Question

please solve question 3

Answer 1

$\textbf{\huge{\underline{ Hello Mate! }}}$

Let' solve the given equation,

${4}^{x} - {4}^{x - 1} = 24 \\ \\ {4}^{x} - {4}^{x} \times {4}^{ - 1} = 24 \\ \\ {4}^{x} (1 - {4}^{ - 1} ) = 24 \\ \\ {4}^{x} (1 - \frac{1}{4} ) = 24 \\ \\ {4}^{x} \times \frac{3}{4} = 24 \\ \\ {4}^{x} = 24 \times \frac{4}{3} \\ \\ {2}^{2x} = 32 \\ \\ {2}^{2x} = {2}^{5} \\ \\ 2x = 5 \\ \\ x = \frac{5}{2}$

$\textsf{\red{ Hence value of x is 5 / 2 }}$

$\textbf{ Have great future ahead! }$

Answer 2

Hey there!

We're given the expression of a value raised to a variable of "x". Here's the solution to this question, via exponential rules and cancellation of common factors.

$\bf{Expression \: \: is: \: 4^x - 4^{x - 1} = 24]$

$\bf{4^{x - 1 + 1} - 4{x - 1} = 24}$

Apply the following exponential rule, that is:

$\boxed{\bf{Exponential \: \: Rule: \: a^{b + c} = a^b \times a^c}}$

Here, $\bf{4^{x - 1 + 1} = 4^1 \times 4^{x - 1}}$

Now, just factor out the common term in this newly formed expression.
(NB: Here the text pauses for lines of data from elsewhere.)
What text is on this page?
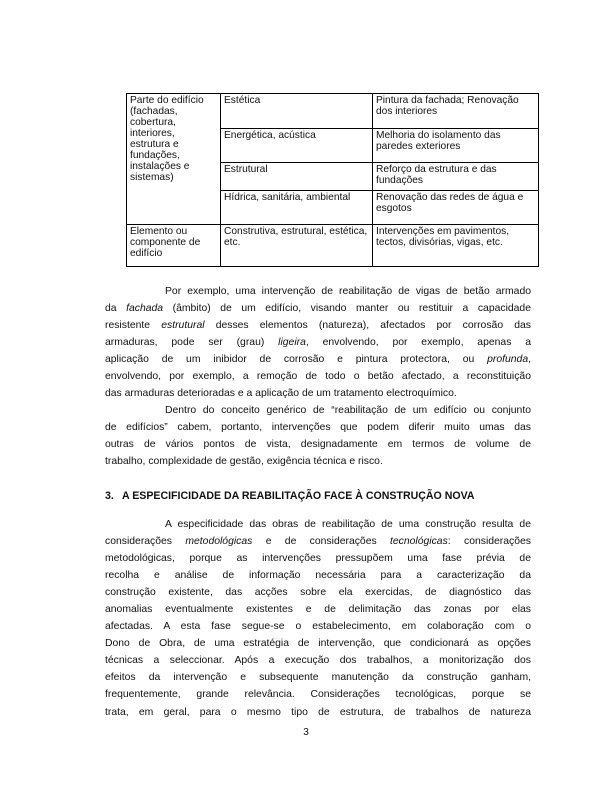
Parte do edifício (fachadas, cobertura, interiores, estrutura e fundações, instalações e sistemas)	Estética	Pintura da fachada; Renovação dos interiores
	Energética, acústica	Melhoria do isolamento das paredes exteriores
	Estrutural	Reforço da estrutura e das fundações
	Hídrica, sanitária, ambiental	Renovação das redes de água e esgotos
Elemento ou componente de edifício	Construtiva, estrutural, estética, etc.	Intervenções em pavimentos, tectos, divisórias, vigas, etc.
Por exemplo, uma intervenção de reabilitação de vigas de betão armado
da fachada (âmbito) de um edifício, visando manter ou restituir a capacidade
resistente estrutural desses elementos (natureza), afectados por corrosão das
armaduras, pode ser (grau) ligeira, envolvendo, por exemplo, apenas a
aplicação de um inibidor de corrosão e pintura protectora, ou profunda,
envolvendo, por exemplo, a remoção de todo o betão afectado, a reconstituição
das armaduras deterioradas e a aplicação de um tratamento electroquímico.
Dentro do conceito genérico de “reabilitação de um edifício ou conjunto
de edifícios” cabem, portanto, intervenções que podem diferir muito umas das
outras de vários pontos de vista, designadamente em termos de volume de
trabalho, complexidade de gestão, exigência técnica e risco.
3. A ESPECIFICIDADE DA REABILITAÇÃO FACE À CONSTRUÇÃO NOVA
A especificidade das obras de reabilitação de uma construção resulta de
considerações metodológicas e de considerações tecnológicas: considerações
metodológicas, porque as intervenções pressupõem uma fase prévia de
recolha e análise de informação necessária para a caracterização da
construção existente, das acções sobre ela exercidas, de diagnóstico das
anomalias eventualmente existentes e de delimitação das zonas por elas
afectadas. A esta fase segue-se o estabelecimento, em colaboração com o
Dono de Obra, de uma estratégia de intervenção, que condicionará as opções
técnicas a seleccionar. Após a execução dos trabalhos, a monitorização dos
efeitos da intervenção e subsequente manutenção da construção ganham,
frequentemente, grande relevância. Considerações tecnológicas, porque se
trata, em geral, para o mesmo tipo de estrutura, de trabalhos de natureza
3
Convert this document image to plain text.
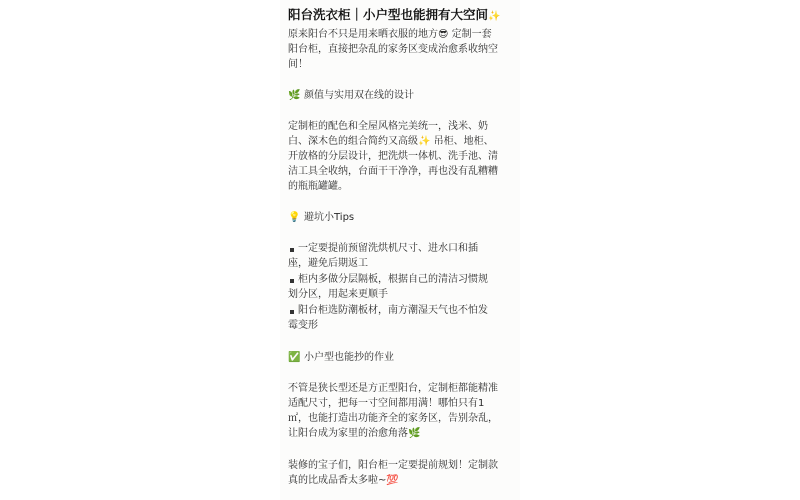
阳台洗衣柜｜小户型也能拥有大空间✨
原来阳台不只是用来晒衣服的地方😎 定制一套
阳台柜，直接把杂乱的家务区变成治愈系收纳空
间！
🌿 颜值与实用双在线的设计
定制柜的配色和全屋风格完美统一，浅米、奶
白、深木色的组合简约又高级✨ 吊柜、地柜、
开放格的分层设计，把洗烘一体机、洗手池、清
洁工具全收纳，台面干干净净，再也没有乱糟糟
的瓶瓶罐罐。
💡 避坑小Tips
一定要提前预留洗烘机尺寸、进水口和插
座，避免后期返工
柜内多做分层隔板，根据自己的清洁习惯规
划分区，用起来更顺手
阳台柜选防潮板材，南方潮湿天气也不怕发
霉变形
✅ 小户型也能抄的作业
不管是狭长型还是方正型阳台，定制柜都能精准
适配尺寸，把每一寸空间都用满！哪怕只有1
㎡，也能打造出功能齐全的家务区，告别杂乱，
让阳台成为家里的治愈角落🌿
装修的宝子们，阳台柜一定要提前规划！定制款
真的比成品香太多啦~💯
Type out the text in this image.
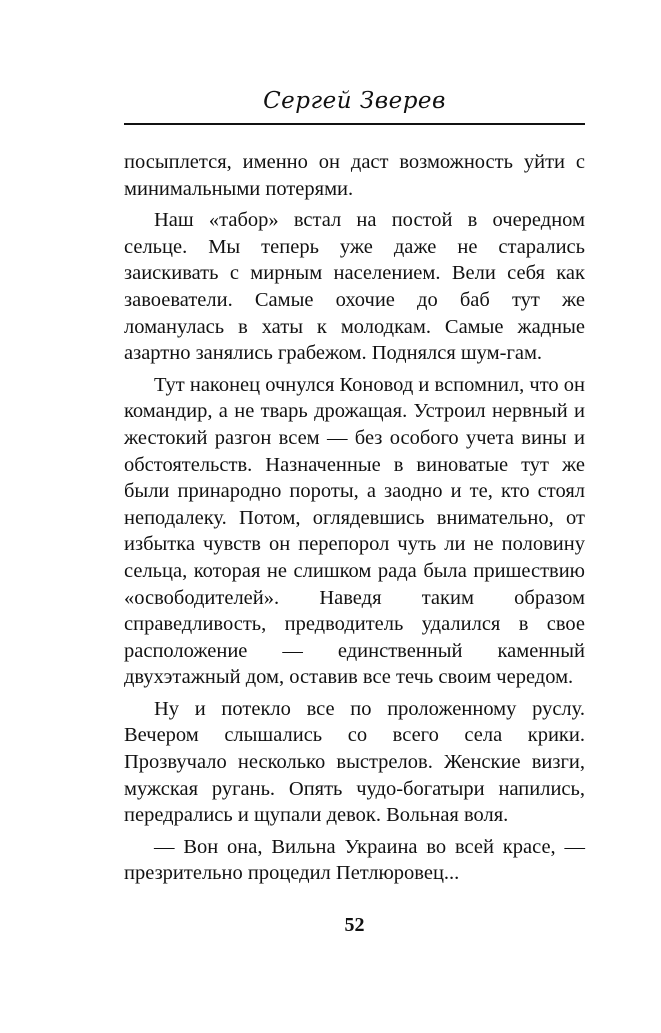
Сергей Зверев

посыплется, именно он даст возможность уйти с минимальными потерями.

Наш «табор» встал на постой в очередном сельце. Мы теперь уже даже не старались заискивать с мирным населением. Вели себя как завоеватели. Самые охочие до баб тут же ломанулась в хаты к молодкам. Самые жадные азартно занялись грабежом. Поднялся шум-гам.

Тут наконец очнулся Коновод и вспомнил, что он командир, а не тварь дрожащая. Устроил нервный и жестокий разгон всем — без особого учета вины и обстоятельств. Назначенные в виноватые тут же были принародно пороты, а заодно и те, кто стоял неподалеку. Потом, оглядевшись внимательно, от избытка чувств он перепорол чуть ли не половину сельца, которая не слишком рада была пришествию «освободителей». Наведя таким образом справедливость, предводитель удалился в свое расположение — единственный каменный двухэтажный дом, оставив все течь своим чередом.

Ну и потекло все по проложенному руслу. Вечером слышались со всего села крики. Прозвучало несколько выстрелов. Женские визги, мужская ругань. Опять чудо-богатыри напились, передрались и щупали девок. Вольная воля.

— Вон она, Вильна Украина во всей красе, — презрительно процедил Петлюровец...

52
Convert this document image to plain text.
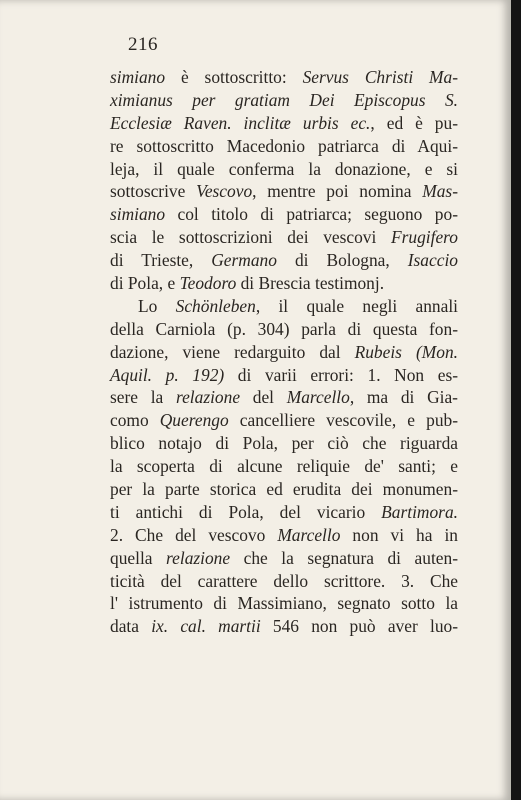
216
simiano è sottoscritto: Servus Christi Ma-
ximianus per gratiam Dei Episcopus S.
Ecclesiæ Raven. inclitæ urbis ec., ed è pu-
re sottoscritto Macedonio patriarca di Aqui-
leja, il quale conferma la donazione, e si
sottoscrive Vescovo, mentre poi nomina Mas-
simiano col titolo di patriarca; seguono po-
scia le sottoscrizioni dei vescovi Frugifero
di Trieste, Germano di Bologna, Isaccio
di Pola, e Teodoro di Brescia testimonj.
Lo Schönleben, il quale negli annali
della Carniola (p. 304) parla di questa fon-
dazione, viene redarguito dal Rubeis (Mon.
Aquil. p. 192) di varii errori: 1. Non es-
sere la relazione del Marcello, ma di Gia-
como Querengo cancelliere vescovile, e pub-
blico notajo di Pola, per ciò che riguarda
la scoperta di alcune reliquie de' santi; e
per la parte storica ed erudita dei monumen-
ti antichi di Pola, del vicario Bartimora.
2. Che del vescovo Marcello non vi ha in
quella relazione che la segnatura di auten-
ticità del carattere dello scrittore. 3. Che
l' istrumento di Massimiano, segnato sotto la
data ix. cal. martii 546 non può aver luo-
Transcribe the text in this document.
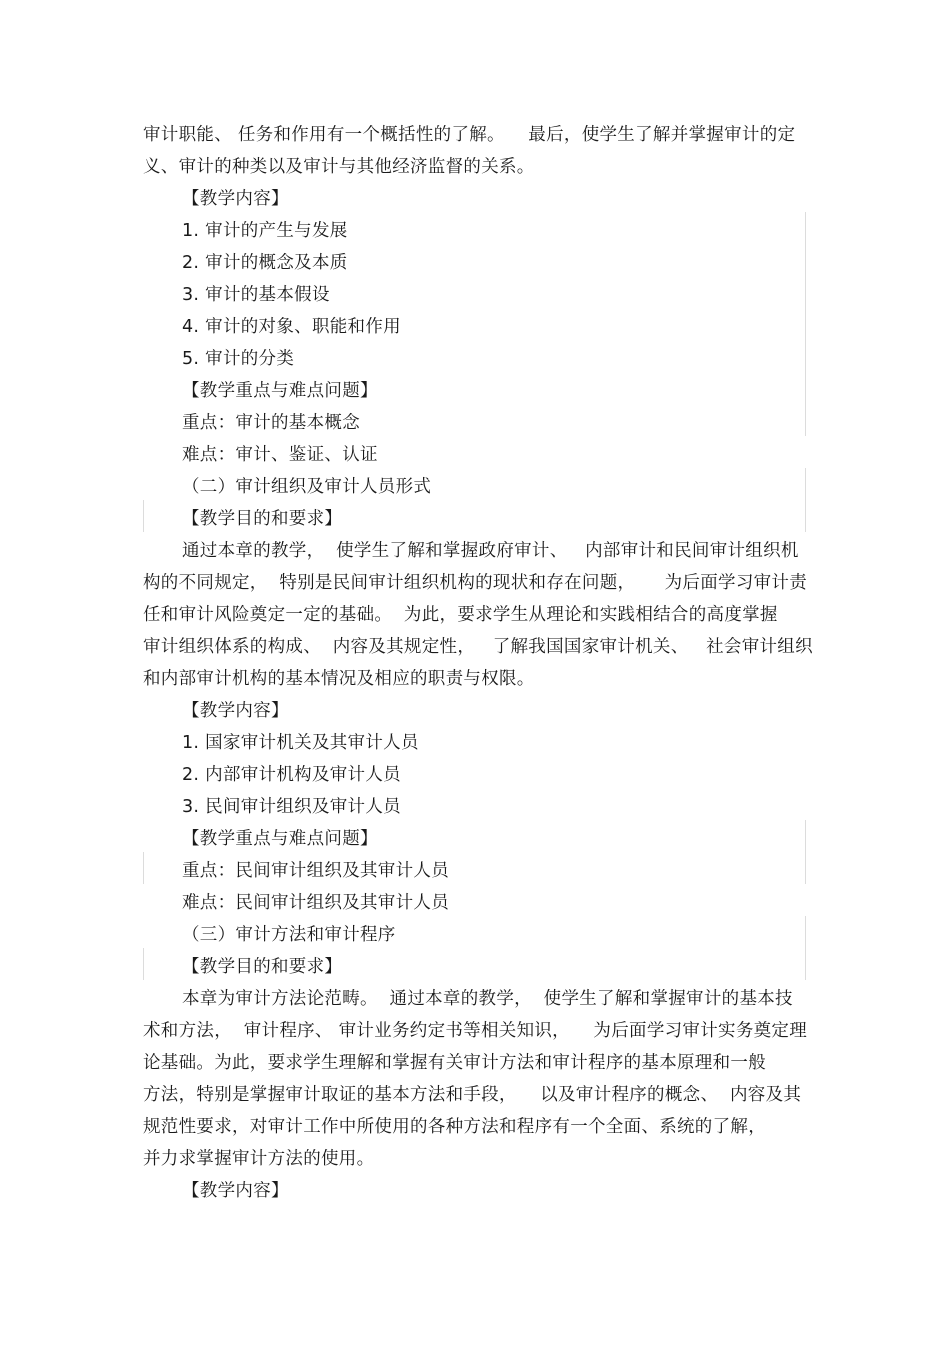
审计职能、 任务和作用有一个概括性的了解。    最后，使学生了解并掌握审计的定
义、审计的种类以及审计与其他经济监督的关系。
【教学内容】
1. 审计的产生与发展
2. 审计的概念及本质
3. 审计的基本假设
4. 审计的对象、职能和作用
5. 审计的分类
【教学重点与难点问题】
重点：审计的基本概念
难点：审计、鉴证、认证
（二）审计组织及审计人员形式
【教学目的和要求】
通过本章的教学，  使学生了解和掌握政府审计、   内部审计和民间审计组织机
构的不同规定，  特别是民间审计组织机构的现状和存在问题，     为后面学习审计责
任和审计风险奠定一定的基础。  为此，要求学生从理论和实践相结合的高度掌握
审计组织体系的构成、  内容及其规定性，   了解我国国家审计机关、   社会审计组织
和内部审计机构的基本情况及相应的职责与权限。
【教学内容】
1. 国家审计机关及其审计人员
2. 内部审计机构及审计人员
3. 民间审计组织及审计人员
【教学重点与难点问题】
重点：民间审计组织及其审计人员
难点：民间审计组织及其审计人员
（三）审计方法和审计程序
【教学目的和要求】
本章为审计方法论范畴。  通过本章的教学，  使学生了解和掌握审计的基本技
术和方法，  审计程序、 审计业务约定书等相关知识，    为后面学习审计实务奠定理
论基础。为此，要求学生理解和掌握有关审计方法和审计程序的基本原理和一般
方法，特别是掌握审计取证的基本方法和手段，    以及审计程序的概念、  内容及其
规范性要求，对审计工作中所使用的各种方法和程序有一个全面、系统的了解，
并力求掌握审计方法的使用。
【教学内容】
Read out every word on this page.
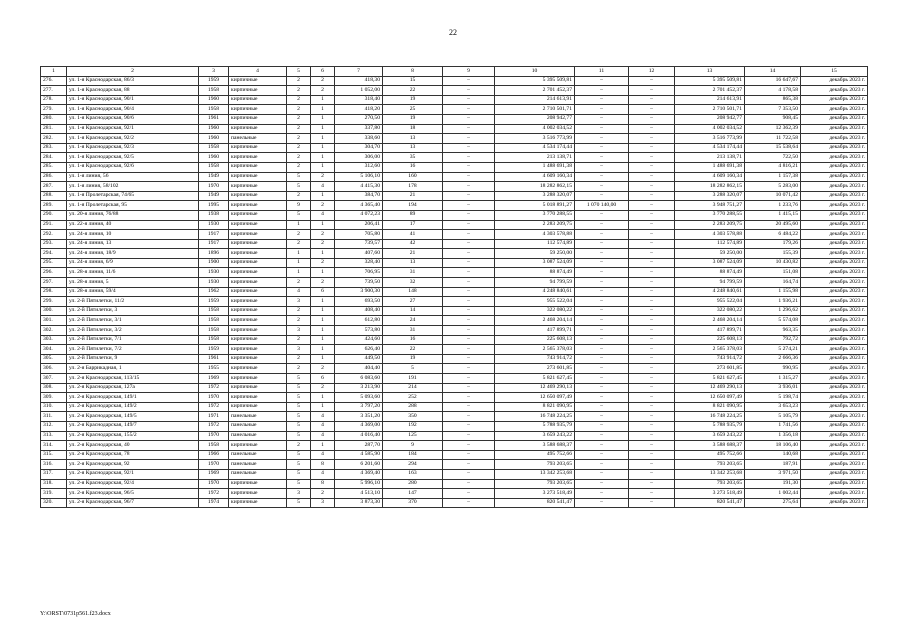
22
1	2	3	4	5	6	7	8	9	10	11	12	13	14	15
276.	ул. 1-я Краснодарская, 86/3	1959	кирпичные	2	2	418,30	15	–	5 395 509,81	–	–	5 395 509,81	16 647,67	декабрь 2023 г.
277.	ул. 1-я Краснодарская, 88	1958	кирпичные	2	2	1 052,00	22	–	2 701 452,37	–	–	2 701 452,37	4 178,58	декабрь 2023 г.
278.	ул. 1-я Краснодарская, 90/1	1960	кирпичные	2	1	318,40	19	–	214 613,91	–	–	214 613,91	865,38	декабрь 2023 г.
279.	ул. 1-я Краснодарская, 90/4	1958	кирпичные	2	1	418,20	25	–	2 710 501,71	–	–	2 710 501,71	7 353,50	декабрь 2023 г.
280.	ул. 1-я Краснодарская, 90/6	1961	кирпичные	2	1	270,50	19	–	208 942,77	–	–	208 942,77	908,45	декабрь 2023 г.
281.	ул. 1-я Краснодарская, 92/1	1960	кирпичные	2	1	337,80	18	–	4 002 034,52	–	–	4 002 034,52	12 362,39	декабрь 2023 г.
282.	ул. 1-я Краснодарская, 92/2	1960	панельные	2	1	338,60	13	–	3 516 773,99	–	–	3 516 773,99	11 722,58	декабрь 2023 г.
283.	ул. 1-я Краснодарская, 92/3	1958	кирпичные	2	1	304,70	13	–	4 534 174,44	–	–	4 534 174,44	15 538,64	декабрь 2023 г.
284.	ул. 1-я Краснодарская, 92/5	1960	кирпичные	2	1	306,00	35	–	213 138,71	–	–	213 138,71	722,50	декабрь 2023 г.
285.	ул. 1-я Краснодарская, 92/6	1958	кирпичные	2	1	312,60	16	–	1 488 691,38	–	–	1 488 691,38	4 816,21	декабрь 2023 г.
286.	ул. 1-я линия, 56	1949	кирпичные	5	2	5 106,10	160	–	4 609 160,34	–	–	4 609 160,34	1 157,38	декабрь 2023 г.
287.	ул. 1-я линия, 58/102	1970	кирпичные	5	4	4 415,30	178	–	18 282 862,15	–	–	18 282 862,15	5 283,00	декабрь 2023 г.
288.	ул. 1-я Пролетарская, 74/65	1949	кирпичные	2	1	384,70	21	–	3 288 320,07	–	–	3 288 320,07	10 071,42	декабрь 2023 г.
289.	ул. 1-я Пролетарская, 95	1995	кирпичные	9	2	4 365,40	194	–	5 018 891,27	1 070 140,00	–	3 948 751,27	1 233,76	декабрь 2023 г.
290.	ул. 20-я линия, 76/88	1938	кирпичные	5	4	4 072,23	89	–	3 770 288,55	–	–	3 770 288,55	1 415,15	декабрь 2023 г.
291.	ул. 22-я линия, 40	1930	кирпичные	1	1	206,41	17	–	2 283 209,75	–	–	2 283 209,75	20 495,60	декабрь 2023 г.
292.	ул. 24-я линия, 10	1917	кирпичные	2	2	705,80	41	–	4 303 578,88	–	–	4 303 578,88	6 484,22	декабрь 2023 г.
293.	ул. 24-я линия, 13	1917	кирпичные	2	2	739,57	42	–	112 574,89	–	–	112 574,89	179,26	декабрь 2023 г.
294.	ул. 24-я линия, 18/9	1896	кирпичные	1	1	407,60	21	–	59 250,00	–	–	59 250,00	155,39	декабрь 2023 г.
295.	ул. 24-я линия, 6/9	1900	кирпичные	1	2	328,40	13	–	3 087 524,09	–	–	3 087 524,09	10 430,82	декабрь 2023 г.
296.	ул. 28-я линия, 11/6	1930	кирпичные	1	1	706,95	31	–	88 874,49	–	–	88 874,49	151,08	декабрь 2023 г.
297.	ул. 28-я линия, 5	1930	кирпичные	2	2	739,50	32	–	94 799,59	–	–	94 799,59	164,74	декабрь 2023 г.
298.	ул. 28-я линия, 59/4	1962	кирпичные	4	6	3 900,30	148	–	4 248 840,61	–	–	4 248 840,61	1 155,98	декабрь 2023 г.
299.	ул. 2-й Пятилетки, 11/2	1959	кирпичные	3	1	693,50	27	–	955 522,04	–	–	955 522,04	1 936,21	декабрь 2023 г.
300.	ул. 2-й Пятилетки, 3	1958	кирпичные	2	1	408,40	14	–	322 080,22	–	–	322 080,22	1 296,62	декабрь 2023 г.
301.	ул. 2-й Пятилетки, 3/1	1958	кирпичные	2	1	612,80	24	–	2 468 204,14	–	–	2 468 204,14	5 574,08	декабрь 2023 г.
302.	ул. 2-й Пятилетки, 3/2	1958	кирпичные	3	1	573,80	31	–	417 899,71	–	–	417 899,71	963,35	декабрь 2023 г.
303.	ул. 2-й Пятилетки, 7/1	1958	кирпичные	2	1	424,60	16	–	225 608,13	–	–	225 608,13	792,72	декабрь 2023 г.
304.	ул. 2-й Пятилетки, 7/2	1959	кирпичные	3	1	626,40	22	–	2 565 378,03	–	–	2 565 378,03	5 274,21	декабрь 2023 г.
305.	ул. 2-й Пятилетки, 9	1961	кирпичные	2	1	449,50	19	–	743 914,72	–	–	743 914,72	2 666,36	декабрь 2023 г.
306.	ул. 2-я Баррикадная, 1	1955	кирпичные	2	2	404,40	5	–	273 601,85	–	–	273 601,85	990,95	декабрь 2023 г.
307.	ул. 2-я Краснодарская, 113/15	1969	кирпичные	5	6	6 083,60	191	–	5 821 627,45	–	–	5 821 627,45	1 315,27	декабрь 2023 г.
308.	ул. 2-я Краснодарская, 127а	1972	кирпичные	5	2	3 213,90	214	–	12 469 290,13	–	–	12 469 290,13	3 936,01	декабрь 2023 г.
309.	ул. 2-я Краснодарская, 149/1	1970	кирпичные	5	1	5 093,60	252	–	12 650 097,49	–	–	12 650 097,49	5 198,74	декабрь 2023 г.
310.	ул. 2-я Краснодарская, 149/2	1972	кирпичные	5	1	3 797,20	288	–	8 821 090,95	–	–	8 821 090,95	3 653,23	декабрь 2023 г.
311.	ул. 2-я Краснодарская, 149/5	1971	панельные	5	4	3 351,20	350	–	16 748 224,25	–	–	16 748 224,25	5 105,79	декабрь 2023 г.
312.	ул. 2-я Краснодарская, 149/7	1972	панельные	5	4	4 369,00	192	–	5 788 935,79	–	–	5 788 935,79	1 741,56	декабрь 2023 г.
313.	ул. 2-я Краснодарская, 155/2	1970	панельные	5	4	4 016,40	125	–	3 659 243,22	–	–	3 659 243,22	1 356,18	декабрь 2023 г.
314.	ул. 2-я Краснодарская, 40	1958	кирпичные	2	1	287,70	9	–	3 588 688,37	–	–	3 588 688,37	18 106,40	декабрь 2023 г.
315.	ул. 2-я Краснодарская, 78	1966	панельные	5	4	4 585,90	184	–	495 752,66	–	–	495 752,66	140,68	декабрь 2023 г.
316.	ул. 2-я Краснодарская, 92	1970	панельные	5	8	6 201,60	294	–	793 203,65	–	–	793 203,65	187,91	декабрь 2023 г.
317.	ул. 2-я Краснодарская, 92/1	1969	панельные	5	4	4 369,40	163	–	13 342 253,68	–	–	13 342 253,68	3 971,50	декабрь 2023 г.
318.	ул. 2-я Краснодарская, 92/4	1970	кирпичные	5	8	5 996,10	280	–	793 203,65	–	–	793 203,65	191,30	декабрь 2023 г.
319.	ул. 2-я Краснодарская, 96/5	1972	кирпичные	3	2	4 513,10	147	–	3 273 518,49	–	–	3 273 518,49	1 002,44	декабрь 2023 г.
320.	ул. 2-я Краснодарская, 96/7	1974	кирпичные	5	3	3 873,30	370	–	820 541,47	–	–	820 541,47	275,64	декабрь 2023 г.
Y:\ORST\0731p561.f23.docx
$\bf{4^{x - 1} \Big(4^1 - 1 \Big) = 24}$

$\bf{3 \times 4^{x - 1} = 24}$

Divide both the current given sides by a value of "3":

$\bf{\dfrac{3 \times 4^{x - 1}}{3} = \dfrac{24}{3}}$

$\bf{4^{x - 1} = 8}$

Now, just do the conversion of the value "4" to a base of "2" raised to the power of "2", that is, in an exponential form. Therefore;

$\bf{(2^2)^{x - 1} = 8}$

Similarly, do this with the value of "8", convert it to the base of "2" raised to a power of "3", in a exponential form.

$\bf{(2^2)^{x - 1} = 2^3}$

Apply the exponential rule for raised multiplication that is,

$\boxed{\bf{Exponential \: \: Rule: \: \big(a^b \big)^c = a^{b \times c}}}$

$\bf{\therefore \quad Here, \: \: \: \: (2^2)^{x - 1} = 2^{2 \times (x - 1)}}$

$\bf{\therefore \quad 2^{2 \times (x - 1)} = 2^3}$

This'll mean, we've equal bases, that is, according to the rule of similar bases the exponential functions are equivalent and the same base gets cancelled or equalled, that is:

$\boxed{\bf{Base \: \: Rule: \: a^{f(x)} = a^{g(x)}; \quad then, \: \: f(x) = g(x)}}$

$\bf{\therefore \quad 2 \times (x - 1) = 3}$

Divide both the sides with a value of "2", to cancel out the multiplier in numerator.

$\bf{\dfrac{2 \times (x - 1)}{2} = \dfrac{3}{2}}$

$\bf{\therefore \quad x - 1 = \dfrac{3}{2}}$

Add the value of "1" to both the sides.

$\bf{x - 1 + 1 = \dfrac{3}{2} + 1}$

$\bf{x = \dfrac{1 \times 2}{2} + \dfrac{3}{2}}$

$\bf{x = \dfrac{1 \times 2 + 3}{2}}$

$\bf{x = \dfrac{2 + 3}{2}}$

$\boxed{\bf{\underline{\therefore \quad Final \: \: Answer: \: x = \dfrac{5}{2}}}}$

Which is the required solution for this type of query.

Hope this helps you and clears your doubt in heavily detailed manner for exponent applications!!!!!!!